毛沢東と周恩来の足跡

1949年に建国された新中国の2人の指導者といえば、毛沢東と周恩来ということになるだろう。日本でも知らない人はいないといえる存在だ。2人の上海での足跡も残されている。若き日の毛沢東が暮らした「1920年毛沢東旧居」と周恩来が政務に励んだ「周公館」を訪ねた。


若き日の毛沢東の像(1920年毛沢東旧居内)

高層ビルの谷間にある旧居
 
 毛沢東は50回以上、上海を訪れている。そのため上海にも数多くの足跡が残されている。

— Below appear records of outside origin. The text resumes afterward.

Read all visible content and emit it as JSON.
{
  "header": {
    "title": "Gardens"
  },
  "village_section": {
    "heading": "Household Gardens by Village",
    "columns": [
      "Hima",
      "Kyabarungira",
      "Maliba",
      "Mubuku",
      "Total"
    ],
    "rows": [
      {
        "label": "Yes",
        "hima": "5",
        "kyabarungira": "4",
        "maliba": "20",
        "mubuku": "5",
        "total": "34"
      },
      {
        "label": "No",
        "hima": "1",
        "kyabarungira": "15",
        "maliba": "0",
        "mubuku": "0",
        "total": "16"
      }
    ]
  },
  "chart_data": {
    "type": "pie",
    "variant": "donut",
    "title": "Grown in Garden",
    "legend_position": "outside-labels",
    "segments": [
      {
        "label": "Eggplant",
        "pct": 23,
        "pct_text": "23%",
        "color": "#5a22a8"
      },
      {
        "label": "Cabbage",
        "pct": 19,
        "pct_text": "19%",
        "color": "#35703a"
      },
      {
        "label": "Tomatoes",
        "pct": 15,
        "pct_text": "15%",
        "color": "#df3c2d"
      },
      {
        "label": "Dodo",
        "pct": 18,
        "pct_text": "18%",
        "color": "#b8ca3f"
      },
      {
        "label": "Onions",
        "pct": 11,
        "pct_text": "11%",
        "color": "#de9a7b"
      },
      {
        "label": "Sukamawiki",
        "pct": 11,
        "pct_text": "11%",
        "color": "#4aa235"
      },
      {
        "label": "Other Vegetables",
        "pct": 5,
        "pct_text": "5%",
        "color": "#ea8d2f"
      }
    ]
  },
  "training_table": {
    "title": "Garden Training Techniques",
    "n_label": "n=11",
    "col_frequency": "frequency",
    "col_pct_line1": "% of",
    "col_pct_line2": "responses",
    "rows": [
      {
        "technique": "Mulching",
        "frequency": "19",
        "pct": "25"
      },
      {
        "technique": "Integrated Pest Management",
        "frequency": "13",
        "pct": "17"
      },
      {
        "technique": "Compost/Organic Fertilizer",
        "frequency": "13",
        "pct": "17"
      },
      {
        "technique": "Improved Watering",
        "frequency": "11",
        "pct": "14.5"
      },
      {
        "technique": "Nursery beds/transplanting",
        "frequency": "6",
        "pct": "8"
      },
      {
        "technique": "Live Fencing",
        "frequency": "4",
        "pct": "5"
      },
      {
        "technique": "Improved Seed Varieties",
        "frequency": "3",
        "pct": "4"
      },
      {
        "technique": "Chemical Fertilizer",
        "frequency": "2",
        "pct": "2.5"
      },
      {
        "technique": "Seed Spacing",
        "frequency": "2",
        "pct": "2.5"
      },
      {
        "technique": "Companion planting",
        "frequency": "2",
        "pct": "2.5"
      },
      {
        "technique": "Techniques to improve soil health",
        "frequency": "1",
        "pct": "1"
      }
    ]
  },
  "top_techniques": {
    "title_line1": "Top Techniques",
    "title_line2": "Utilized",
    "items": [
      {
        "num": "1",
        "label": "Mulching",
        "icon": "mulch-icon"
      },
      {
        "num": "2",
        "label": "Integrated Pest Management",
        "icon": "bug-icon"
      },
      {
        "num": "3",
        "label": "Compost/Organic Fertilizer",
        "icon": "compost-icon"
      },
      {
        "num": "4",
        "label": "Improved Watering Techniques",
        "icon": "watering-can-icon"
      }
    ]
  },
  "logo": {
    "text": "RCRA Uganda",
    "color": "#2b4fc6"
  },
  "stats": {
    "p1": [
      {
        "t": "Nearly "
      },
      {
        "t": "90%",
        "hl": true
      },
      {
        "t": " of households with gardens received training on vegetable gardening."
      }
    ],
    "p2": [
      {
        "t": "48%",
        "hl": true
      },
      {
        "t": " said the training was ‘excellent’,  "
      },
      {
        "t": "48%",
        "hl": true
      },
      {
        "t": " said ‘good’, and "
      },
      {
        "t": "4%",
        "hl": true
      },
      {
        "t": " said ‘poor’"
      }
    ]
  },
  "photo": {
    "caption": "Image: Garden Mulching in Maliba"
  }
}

最も有名なのは茂名北路と威海路の交差点近くにある「上海毛沢東旧居」だ。しかし、残念ながらそこでは昨年から改修工事が進められており、しばらくは見学することができない。
 現在も見学可能なのは、地下鉄の静安寺駅の近くにある「1920年毛沢東旧居」だ。毛沢東はここに1920年5月から7月にかけて約2カ月間滞在した。その間、陳独秀に何度も会い、マルクス主義の書籍などについて意見を交わした。そして、陳独秀は毛沢東に湖南省で共産主義組織を立ち上げるよう依頼し、毛沢東はそれに応えた。ここで過ごした2カ月は毛沢東のその後の人生に大きな影響を与えた。毛沢東はのちに「1920年の夏に私は1人のマルクス主義者になった」と回想している。
 現在の1920年毛沢東旧居は、静安寺地区の再開発エリアの真っ只中にある。周辺には高層ビルが林立し、旧居は場違いな建物になっている。100年近く前にここを訪れた毛沢東は、現在のような発展を予想しただろうか。旧居のうち公開されているのは、1階と2階の一部で、ざっと見るだけなら5分もあれば十分だというほど狭い。しかし、新中国建国の父と称せられる毛沢東の出発点といえる場所だと思えば見方も変わるだろう。
 
1920年毛沢東旧居への行き方
地下鉄2、7号線の静安寺駅を出て、常徳路と安義路のT字路から安義路を東に100メートルほど行くと着く。入場無料で身分証明書の提示も求められないが、念のためパスポートを持参したほうがいい。

 
1920年毛沢東旧居。背後のビルは55階建ての5つ星ホテル「静安寺シャングリ・ラ上海」だ
 

毛沢東が宿泊した部屋


 
 上海で執務していたころの周恩来の像(周公館の庭園)

中国解放に向けた上海の拠点
 
 周恩来の上海での足跡としてよく知られているのは「周公館」だ。市中心部の復興公園の少し南にある洋館で、本来の名は「中国共産党代表団駐上海事務所」だった。抗日戦争終結後、中国国民党と中国共産党の対立が表面化した。その中で周公館は1946年6月に設立された。周恩来は妻の鄧穎超(党の指導者の1人)とともに何度もここを訪れた。一大の出席者の1人である董必武もここで政務に励んだ。周恩来らは何度もここで記者会見を開き、蒋介石の偽りの和平交渉や内戦の陰謀を暴いた。中国共産党による中国開放に大きな役割を果たした周公館だが、中国国民党の圧力により、1947年3月に閉鎖に追い込まれた。
 周公館は3階建ての洋館で、フランス租界の面影を現代に伝えている。内部には周恩来の執務室が残されている。ベッドも傍らに置かれ、激務であったことをうかがわせる。そのほかにも、会議室や周恩来が使った車なども保存されている。周公館に隣接する建物は陳列館として整備されており、周公館での周恩来や董必武らの活動を解説する資料が多数展示されている。
 
周公館への行き方
地下鉄10、13号線の新天地駅から復興中路を西に500メートルほど行って、思南路との交差点を左折し、南に100メートルほど行くと着く。入場無料で身分証明書の提示も求められないが、念のためパスポートを持参したほうがいい。